To be honest, I wasn’t that bad. I took a break from music – I think the 1980s, the worst decade ever in popular music saw to that – only returning it to it when my children took an interest in it. Somehow, my interest in music was rekindled. It was my kids wot dun it.
I had forgotten how much of an obsession music was in my life. While my mum and me didn’t have a pot to piss in during my childhood and my collection in the late 1960s consisted of a couple of albums (The Beatles and the Monkees) and a bunch of singles that I played to death, I could not get enough music. In the 2000s, the obsession returned, but this time on steroids (metaphorically, anyway). And to feed my returning obsession, the BBC launched 6 Music, a digital only station and its first new national radio station in 32 years. For the last 20-odd years, my appetite for music has become voracious. I cannot get enough of it. This, I know, is not normal.

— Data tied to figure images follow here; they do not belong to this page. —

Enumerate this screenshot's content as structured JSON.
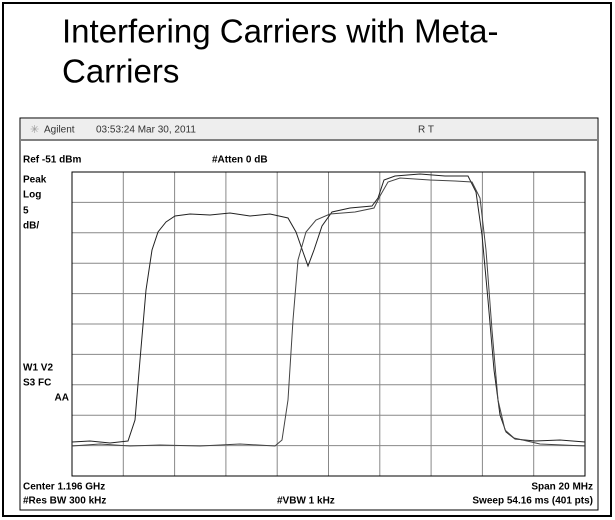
{
  "title": {
    "lines": [
      "Interfering Carriers with Meta-",
      "Carriers"
    ]
  },
  "header": {
    "brand": "Agilent",
    "timestamp": "03:53:24  Mar 30, 2011",
    "flags": "R   T"
  },
  "settings": {
    "ref": "Ref -51 dBm",
    "atten": "#Atten 0 dB",
    "left_labels": [
      "Peak",
      "Log",
      "5",
      "dB/"
    ],
    "marker_labels": [
      "W1 V2",
      "S3  FC",
      "AA"
    ]
  },
  "footer": {
    "center": "Center 1.196 GHz",
    "span": "Span 20 MHz",
    "res_bw": "#Res BW 300 kHz",
    "vbw": "#VBW 1 kHz",
    "sweep": "Sweep 54.16 ms (401 pts)"
  }
}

Music is my model railway, it’s my stamp collection, my gardening, my favourite football team, my knitting, my crossword, my gardening, my computer game and every other hobby turned obsession you can imagine.
Many of us have hobbies, don’t we? Things we love to do, sometimes things we feel we have to do, that we need to do. There are things we like to do, like watch our favourite TV show but the big hobby is the obsession. For the last three hours – it’s 10.00 am at this point of the blog – everything I have done has been either accompanied by music or music has been at the heart of my morning.
My music collection is my comfort zone. It’s there for everything in my life, past and present. My music radio experience is me stepping out of that comfort zone. I know this is not for everyone. I know that many people never listen to music on the radio and listen to a very limited amount of music. They know what they like and stick with it. The last thing they want is music they don’t know. And that’s absolutely fine. That’s what commercial radio was invented for.
There is not a single major commercial radio station that does what 6 Music does. 6 Music offers new music from all genres but it also offers the comfort of some classics. Today, amid the challenge of the new, I have also heard Foo Fighters, Television, Radiohead, Lauryn Hill and Groove Armada. I love the unpredictability, but that’s just me, the obsessive.
I certainly went through a period when I started to feel that today’s music wasn’t as good as it used to be, looking at the world through a sepia-stained prism, where nothing can be as good as it used to be, forgetting that actually the old days maybe weren’t all as great as we imagined them to be. For example, in rock’s greatest year, 1971, Dad’s Army star Clive Dunn scored a big hit with Grandad. Nostalgia isn’t necessarily what it used to be.
I can’t be bothered to get into who is Gen X, Gen Z or a Boomer. I’m certainly not going to be defined by one of these titles, but it is true that there is a huge demand for radio stations that provide the reassuring and familiar. Greatest Hits, Boom, Heart, Smooth, Capital, Absolute, Planet Rock, Radio X and the like exist to provide the reassuring and familiar. Not everyone wants to hear the new single by Genesis Owusu on 6 when they can listen to Don’t Stop Me Now by the heroes of Sun City on Greatest Hits radio.
Anyway, I’m going throw off my coat, butter some toast. Put another coffee on. I’ll lie down on the bed, lay back my head. Smoke another cigarette, even though I haven’t smoked since 1993 and listen to the radio. Or at least the last bit. What’s that, the new single by Gorillaz? Play it, Lauren. That’s superb. I’ll have to buy that.
Enjoy your day, pop-pickers. I will.